Kibaki belonged to the school where politics needed professionalism

Mourners follow the funeral of late former President Mwai Kibaki at Nyayo National Stadium. [Dennis Kavisu]

The late President Mwai Kibaki will have two contrasting chapters in Kenya’s history. His tenure will figure in the worst pages of ethnic violence and corruption scandals as well as the best pages of economic progress and constitutional reform.

You can never dictate to history how you would like to be remembered. Going all out in the name of building a legacy can end up being a mistake. History may omit you from the list of memories. History has its own mind about who will be remembered and how. The deceased leaders would be shocked if they learned why they are remembered.

History chooses its accent. Some people’s story chose to immortalize really rugged spots, but today they are called the GOATS. Listening to the texture of the criticism Kibaki receives, it seems that the story has chosen a place for him in the room of the unforgettable.

Dr Kibuka Githaiga has described Kibaki as arguably the “father of modern Kenya”. Kibaki dared to dream that Kenya could come out of the shell of smallness and start showing its head among the nations of the world. He made the working nation work and in no time positive results were manifesting. He has demonstrated that Kenya can go from an April Fool’s joke to a true dream existence.

While the given name is a cultural and legal identifier, the values ​​are the earned name. The richer the values ​​displayed, the higher the chances of the story putting you in the hero corner. We will always talk a lot about Kibaki’s values ​​and style.


Many politicians in Kenya are reluctant to cut a family image. It is as if projecting the image of an endearing family took away from the image of independence. The family humanizes too much whereas a politician would like to appear an enigma. But this is an error of perception. Kenyans, on the contrary, are moved when they see the family side of their leaders. Just as they want to see their leaders worship God, they want to see their leaders play with their children. This expectation explains the quick critique that follows a leader who uses abusive language: “Does he know the kids are listening? »

At one point, Kibaki held a press conference to affirm his choice of a monogamous life, this in a culture that easily gave him a polygamous option. Given the intellectual and the philosopher that he was, he had the opportunity to expose another school of thought on marriage. But he supported the one-woman option. Memories of his children clearly portray a man who ranked his family very high. Family conscience sifts through the words a public leader uses. Speeches considered to be the greatest of all time are universal and available to everyone without any word filtering, indicating that obfuscation of family limits a leader’s chances of being a universal inspiration.


There are leaders who are worse than myopic.

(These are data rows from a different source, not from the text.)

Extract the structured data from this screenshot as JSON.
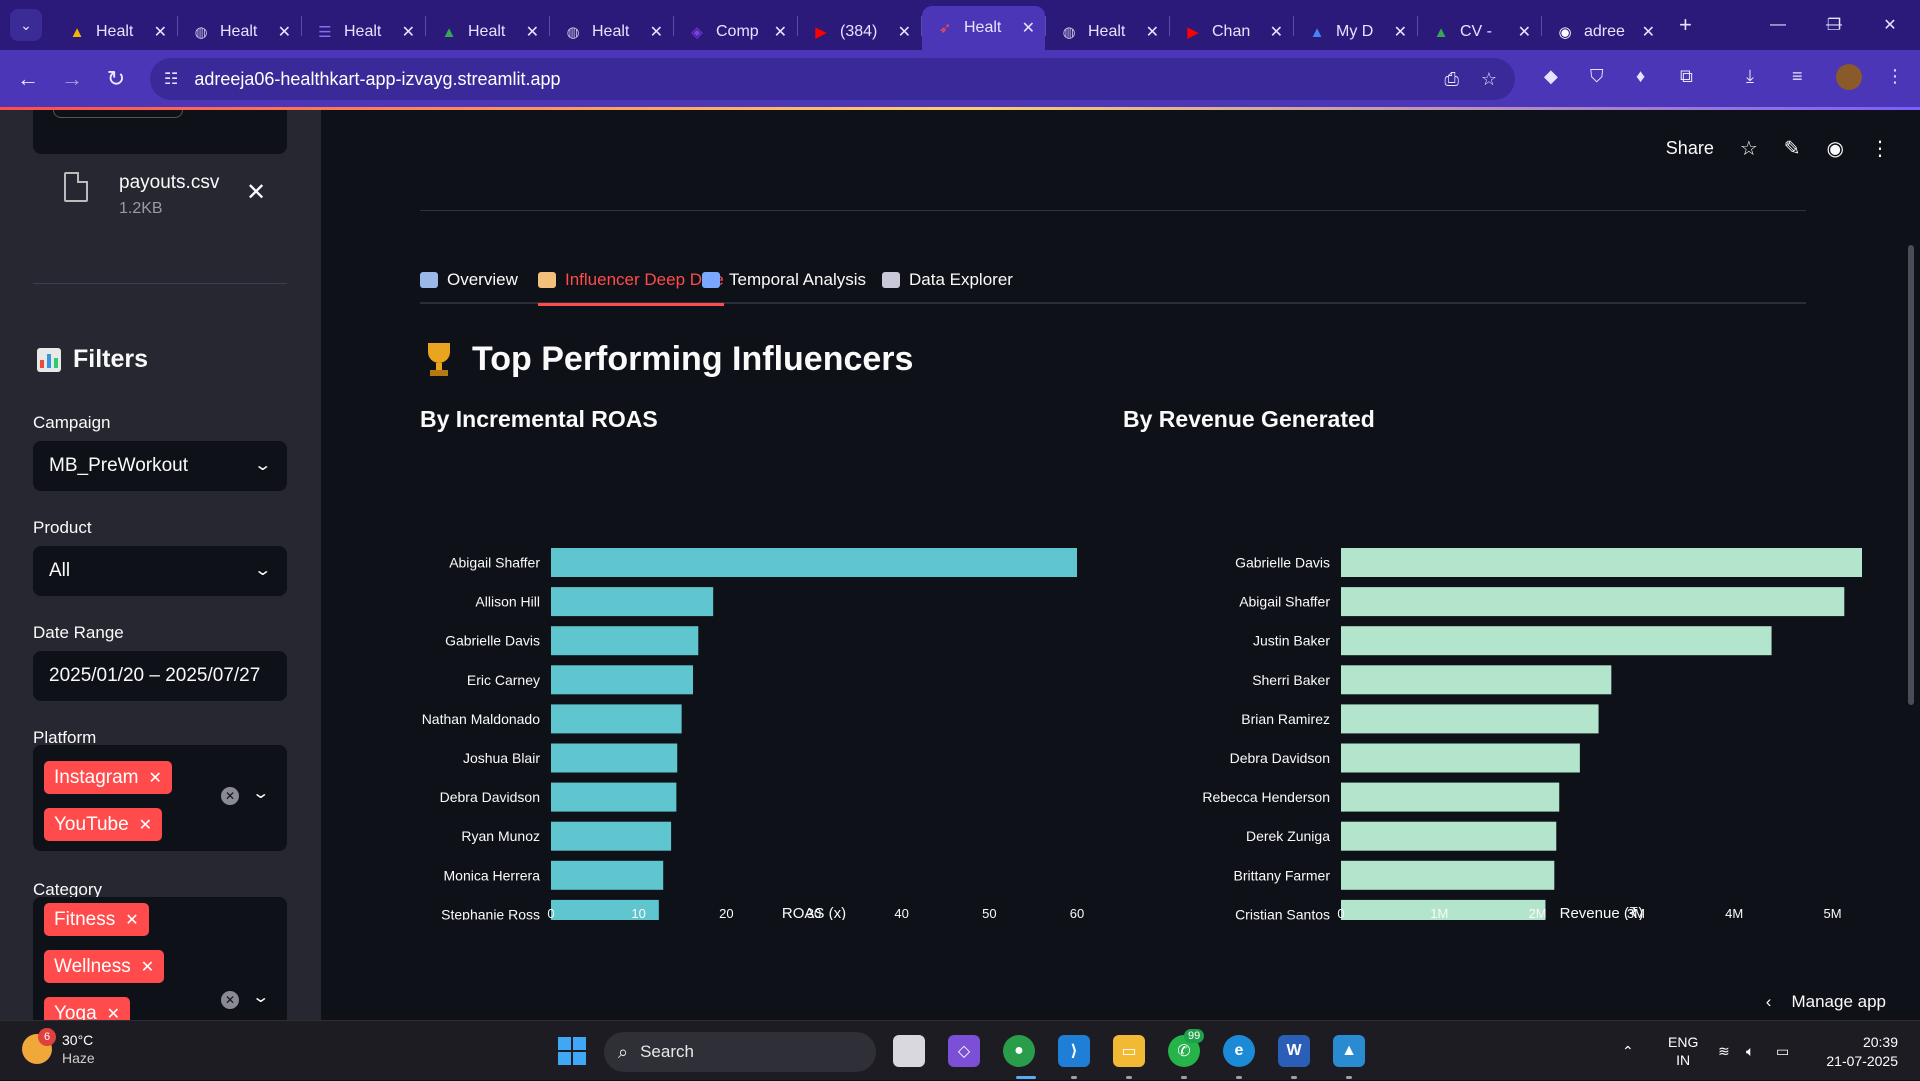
{
  "browser": {
    "tabs": [
      {
        "title": "Healt",
        "fav": "drive",
        "color": "#f4b400"
      },
      {
        "title": "Healt",
        "fav": "globe",
        "color": "#c9c6e6"
      },
      {
        "title": "Healt",
        "fav": "list",
        "color": "#8e6cf0"
      },
      {
        "title": "Healt",
        "fav": "drive",
        "color": "#34a853"
      },
      {
        "title": "Healt",
        "fav": "globe",
        "color": "#c9c6e6"
      },
      {
        "title": "Comp",
        "fav": "shield",
        "color": "#7b3fe4"
      },
      {
        "title": "(384)",
        "fav": "youtube",
        "color": "#ff0000"
      },
      {
        "title": "Healt",
        "fav": "rocket",
        "color": "#ff4b4b",
        "active": true
      },
      {
        "title": "Healt",
        "fav": "globe",
        "color": "#c9c6e6"
      },
      {
        "title": "Chan",
        "fav": "youtube",
        "color": "#ff0000"
      },
      {
        "title": "My D",
        "fav": "drive",
        "color": "#4285f4"
      },
      {
        "title": "CV -",
        "fav": "drive",
        "color": "#34a853"
      },
      {
        "title": "adree",
        "fav": "github",
        "color": "#ffffff"
      }
    ],
    "url": "adreeja06-healthkart-app-izvayg.streamlit.app"
  },
  "sidebar": {
    "file": {
      "name": "payouts.csv",
      "size": "1.2KB"
    },
    "filters_heading": "Filters",
    "campaign": {
      "label": "Campaign",
      "value": "MB_PreWorkout"
    },
    "product": {
      "label": "Product",
      "value": "All"
    },
    "date_range": {
      "label": "Date Range",
      "value": "2025/01/20 – 2025/07/27"
    },
    "platform": {
      "label": "Platform",
      "chips": [
        "Instagram",
        "YouTube"
      ]
    },
    "category": {
      "label": "Category",
      "chips": [
        "Fitness",
        "Wellness",
        "Yoga"
      ]
    }
  },
  "header": {
    "share_label": "Share"
  },
  "tabs": [
    {
      "label": "Overview",
      "icon_color": "#9ab8e8"
    },
    {
      "label": "Influencer Deep Dive",
      "icon_color": "#f2c07a",
      "active": true
    },
    {
      "label": "Temporal Analysis",
      "icon_color": "#7aa8ff"
    },
    {
      "label": "Data Explorer",
      "icon_color": "#c8c8d8"
    }
  ],
  "section_title": "Top Performing Influencers",
  "charts": {
    "roas_title": "By Incremental ROAS",
    "revenue_title": "By Revenue Generated"
  },
  "chart_data": [
    {
      "type": "bar",
      "orientation": "horizontal",
      "categories": [
        "Abigail Shaffer",
        "Allison Hill",
        "Gabrielle Davis",
        "Eric Carney",
        "Nathan Maldonado",
        "Joshua Blair",
        "Debra Davidson",
        "Ryan Munoz",
        "Monica Herrera",
        "Stephanie Ross"
      ],
      "values": [
        60,
        18.5,
        16.8,
        16.2,
        14.9,
        14.4,
        14.3,
        13.7,
        12.8,
        12.3
      ],
      "xlabel": "ROAS (x)",
      "xlim": [
        0,
        60
      ],
      "ticks": [
        "0",
        "10",
        "20",
        "30",
        "40",
        "50",
        "60"
      ],
      "color": "#5fc5cf"
    },
    {
      "type": "bar",
      "orientation": "horizontal",
      "categories": [
        "Gabrielle Davis",
        "Abigail Shaffer",
        "Justin Baker",
        "Sherri Baker",
        "Brian Ramirez",
        "Debra Davidson",
        "Rebecca Henderson",
        "Derek Zuniga",
        "Brittany Farmer",
        "Cristian Santos"
      ],
      "values": [
        5300000,
        5120000,
        4380000,
        2750000,
        2620000,
        2430000,
        2220000,
        2190000,
        2170000,
        2080000
      ],
      "xlabel": "Revenue (₹)",
      "xlim": [
        0,
        5300000
      ],
      "ticks": [
        "0",
        "1M",
        "2M",
        "3M",
        "4M",
        "5M"
      ],
      "color": "#b3e4cc"
    }
  ],
  "manage_app": "Manage app",
  "taskbar": {
    "weather": {
      "temp": "30°C",
      "desc": "Haze",
      "badge": "6"
    },
    "search_label": "Search",
    "whatsapp_badge": "99",
    "lang": {
      "top": "ENG",
      "bottom": "IN"
    },
    "time": "20:39",
    "date": "21-07-2025"
  }
}
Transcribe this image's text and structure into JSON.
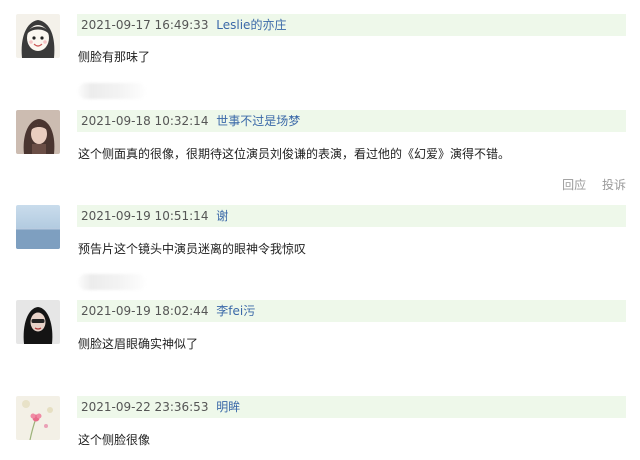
{
  "comments": [
    {
      "timestamp": "2021-09-17 16:49:33",
      "username": "Leslie的亦庄",
      "text": "侧脸有那味了",
      "avatar": "cartoon-face-avatar"
    },
    {
      "timestamp": "2021-09-18 10:32:14",
      "username": "世事不过是场梦",
      "text": "这个侧面真的很像，很期待这位演员刘俊谦的表演，看过他的《幻爱》演得不错。",
      "avatar": "woman-portrait-avatar",
      "actions": {
        "reply": "回应",
        "report": "投诉"
      }
    },
    {
      "timestamp": "2021-09-19 10:51:14",
      "username": "谢",
      "text": "预告片这个镜头中演员迷离的眼神令我惊叹",
      "avatar": "sea-landscape-avatar"
    },
    {
      "timestamp": "2021-09-19 18:02:44",
      "username": "李fei污",
      "text": "侧脸这眉眼确实神似了",
      "avatar": "dark-portrait-avatar"
    },
    {
      "timestamp": "2021-09-22 23:36:53",
      "username": "明眸",
      "text": "这个侧脸很像",
      "avatar": "flower-avatar"
    }
  ],
  "colors": {
    "meta_background": "#eef8ea",
    "username": "#3a68a8",
    "action_text": "#999999"
  }
}
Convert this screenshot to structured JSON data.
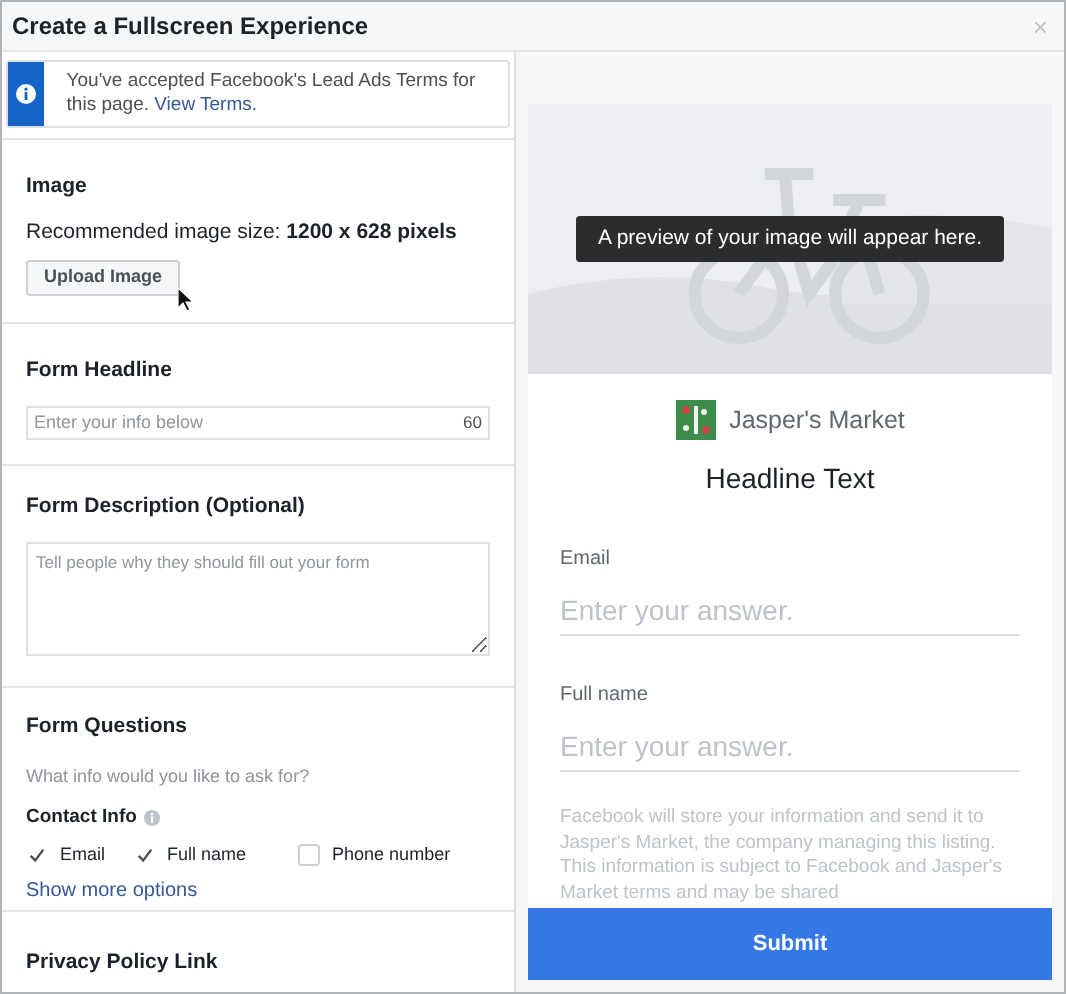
{
  "window": {
    "title": "Create a Fullscreen Experience",
    "close": "×"
  },
  "notice": {
    "text": "You've accepted Facebook's Lead Ads Terms for this page.",
    "link": "View Terms."
  },
  "image_section": {
    "heading": "Image",
    "recommendation": "Recommended image size: **1200 x 628 pixels**",
    "button": "Upload Image"
  },
  "headline_section": {
    "heading": "Form Headline",
    "placeholder": "Enter your info below",
    "counter": "60"
  },
  "description_section": {
    "heading": "Form Description (Optional)",
    "placeholder": "Tell people why they should fill out your form"
  },
  "questions_section": {
    "heading": "Form Questions",
    "prompt": "What info would you like to ask for?",
    "group_label": "Contact Info",
    "options": [
      {
        "label": "Email",
        "checked": true
      },
      {
        "label": "Full name",
        "checked": true
      },
      {
        "label": "Phone number",
        "checked": false
      }
    ],
    "more_link": "Show more options"
  },
  "privacy_section": {
    "heading": "Privacy Policy Link"
  },
  "preview": {
    "image_caption": "A preview of your image will appear here.",
    "page_name": "Jasper's Market",
    "headline": "Headline Text",
    "fields": [
      {
        "label": "Email",
        "placeholder": "Enter your answer."
      },
      {
        "label": "Full name",
        "placeholder": "Enter your answer."
      }
    ],
    "disclaimer": "Facebook will store your information and send it to Jasper's Market, the company managing this listing. This information is subject to Facebook and Jasper's Market terms and may be shared",
    "submit": "Submit"
  }
}
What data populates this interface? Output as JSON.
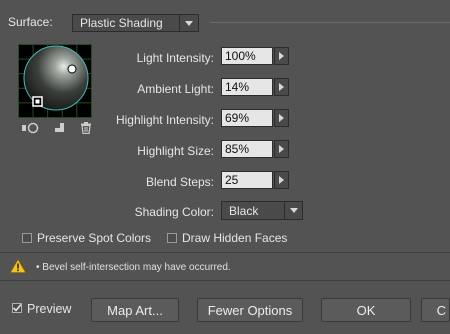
{
  "surface": {
    "label": "Surface:",
    "value": "Plastic Shading"
  },
  "sphere_tools": [
    "new-light-icon",
    "send-light-to-back-icon",
    "delete-light-icon"
  ],
  "params": {
    "light_intensity": {
      "label": "Light Intensity:",
      "value": "100%"
    },
    "ambient_light": {
      "label": "Ambient Light:",
      "value": "14%"
    },
    "highlight_intensity": {
      "label": "Highlight Intensity:",
      "value": "69%"
    },
    "highlight_size": {
      "label": "Highlight Size:",
      "value": "85%"
    },
    "blend_steps": {
      "label": "Blend Steps:",
      "value": "25"
    }
  },
  "shading_color": {
    "label": "Shading Color:",
    "value": "Black"
  },
  "options": {
    "preserve_spot_colors": {
      "label": "Preserve Spot Colors",
      "checked": false
    },
    "draw_hidden_faces": {
      "label": "Draw Hidden Faces",
      "checked": false
    }
  },
  "warning": {
    "icon": "warning-icon",
    "text": "• Bevel self-intersection may have occurred."
  },
  "footer": {
    "preview": {
      "label": "Preview",
      "checked": true
    },
    "map_art": "Map Art...",
    "fewer_options": "Fewer Options",
    "ok": "OK",
    "cancel": "C"
  },
  "colors": {
    "panel": "#535353",
    "field": "#e6e6e6",
    "warning": "#f0c419"
  }
}
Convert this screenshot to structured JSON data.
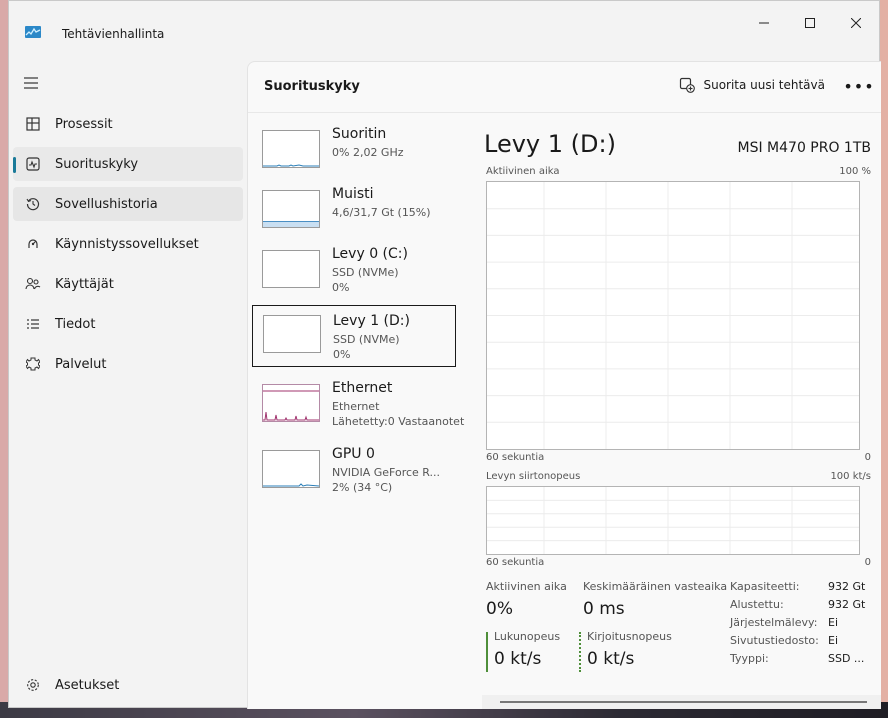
{
  "window": {
    "title": "Tehtävienhallinta",
    "accent_color": "#1a7a99"
  },
  "sidebar": {
    "items": [
      {
        "label": "Prosessit",
        "icon": "processes-icon"
      },
      {
        "label": "Suorituskyky",
        "icon": "performance-icon",
        "selected": true
      },
      {
        "label": "Sovellushistoria",
        "icon": "history-icon",
        "hovered": true
      },
      {
        "label": "Käynnistyssovellukset",
        "icon": "startup-icon"
      },
      {
        "label": "Käyttäjät",
        "icon": "users-icon"
      },
      {
        "label": "Tiedot",
        "icon": "details-icon"
      },
      {
        "label": "Palvelut",
        "icon": "services-icon"
      }
    ],
    "settings_label": "Asetukset"
  },
  "header": {
    "title": "Suorituskyky",
    "run_task_label": "Suorita uusi tehtävä",
    "more_label": "•••"
  },
  "devices": [
    {
      "name": "Suoritin",
      "line1": "0% 2,02 GHz",
      "line2": ""
    },
    {
      "name": "Muisti",
      "line1": "4,6/31,7 Gt (15%)",
      "line2": "",
      "usage_fraction": 0.15
    },
    {
      "name": "Levy 0 (C:)",
      "line1": "SSD (NVMe)",
      "line2": "0%"
    },
    {
      "name": "Levy 1 (D:)",
      "line1": "SSD (NVMe)",
      "line2": "0%",
      "selected": true
    },
    {
      "name": "Ethernet",
      "line1": "Ethernet",
      "line2": "Lähetetty:0 Vastaanotet"
    },
    {
      "name": "GPU 0",
      "line1": "NVIDIA GeForce R...",
      "line2": "2% (34 °C)"
    }
  ],
  "detail": {
    "title": "Levy 1 (D:)",
    "model": "MSI M470 PRO 1TB",
    "active_time_chart": {
      "label": "Aktiivinen aika",
      "max_label": "100 %",
      "time_label": "60 sekuntia",
      "min_label": "0"
    },
    "transfer_chart": {
      "label": "Levyn siirtonopeus",
      "max_label": "100 kt/s",
      "time_label": "60 sekuntia",
      "min_label": "0"
    },
    "stats": {
      "active_time_label": "Aktiivinen aika",
      "active_time_value": "0%",
      "avg_response_label": "Keskimääräinen vasteaika",
      "avg_response_value": "0 ms",
      "read_label": "Lukunopeus",
      "read_value": "0 kt/s",
      "write_label": "Kirjoitusnopeus",
      "write_value": "0 kt/s"
    },
    "properties": [
      {
        "label": "Kapasiteetti:",
        "value": "932 Gt"
      },
      {
        "label": "Alustettu:",
        "value": "932 Gt"
      },
      {
        "label": "Järjestelmälevy:",
        "value": "Ei"
      },
      {
        "label": "Sivutustiedosto:",
        "value": "Ei"
      },
      {
        "label": "Tyyppi:",
        "value": "SSD ..."
      }
    ]
  }
}
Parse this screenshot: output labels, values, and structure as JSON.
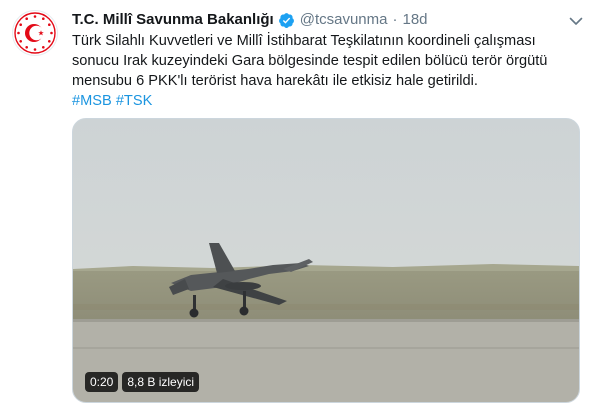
{
  "tweet": {
    "author_name": "T.C. Millî Savunma Bakanlığı",
    "handle": "@tcsavunma",
    "separator": "·",
    "time": "18d",
    "text_lines": [
      "Türk Silahlı Kuvvetleri ve Millî İstihbarat Teşkilatının koordineli çalışması",
      "sonucu Irak kuzeyindeki Gara bölgesinde tespit edilen bölücü terör örgütü",
      "mensubu 6 PKK'lı terörist hava harekâtı ile etkisiz hale getirildi."
    ],
    "hashtags": [
      "#MSB",
      "#TSK"
    ],
    "icons": {
      "avatar": "ministry-emblem-icon",
      "verified": "verified-badge-icon",
      "caret": "chevron-down-icon"
    },
    "colors": {
      "link": "#1b95e0",
      "verified": "#1da1f2",
      "secondary_text": "#657786",
      "emblem_red": "#e30a17"
    }
  },
  "video": {
    "duration": "0:20",
    "views": "8,8 B izleyici"
  }
}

They are very egocentric. They only see things through the eyes of “What’s in it for me?” In leadership, authenticity and the human dimension are inseparable. Being people-centered means listening to people’s stories and being moved by them. By being moved, the action is restless. I remember KIbaki publicly shed tears while listening to the stories of young life-changing scholarship recipients from Equity Bank’s Wings to Fly. He was for all the efforts that made life better. He didn’t count other players who changed people’s lives as competitors but as partners. He claimed no monopoly on kindness.


Kibaki was a brilliant economist. Interestingly, his political life did not obscure his profession as an economist. When he became president, he intentionally wore his economist hat. This is not the case for many contemporary politicians. Unfortunately, many call their professions to be highways to personal gain. Their political brand stifles their professions. They even mentor bright young minds in the ways of brutality by training them on destructive innovations. Kibaki belonged to the school where politics needed professionalism. He had a double edged and cut approach as a politician and an economist.


Patriotism is a dying value. It is a term little used in current political parlance. Contemporary politicians know they have an awfully low reading of patriotism. What’s even worse is that they don’t want to increase it! Raising patriotism would mean sacrificing opportunities for others and doing good in the name of the country without expecting anything in return. The days of suffering for the country are over. Behold the days of siphoning are here! From the discomfort of the days before independence to the heat of post-election violence, Kibaki showed a commendable love for the country.


Kenyans expect their leaders to have visible spirituality. Even those who are actively irreligious must display some form of commitment to God. Without this optical religiosity, politicians are quickly labeled enemies of God, a doom label for any vote-hunter. Kibaki did not import raw spirituality into his political platforms. The scarcity of spiritual language in his political rhetoric could easily make him pass for a humanist.

But he had a deep spirituality. His discipline to maintain a simple priest-congregation equation speaks directly to the inflated spirituality of some politicians who insist they are also priests and therefore must speak at every church service they attend. Kibaki’s master class teaches them all about being a satisfied devotee.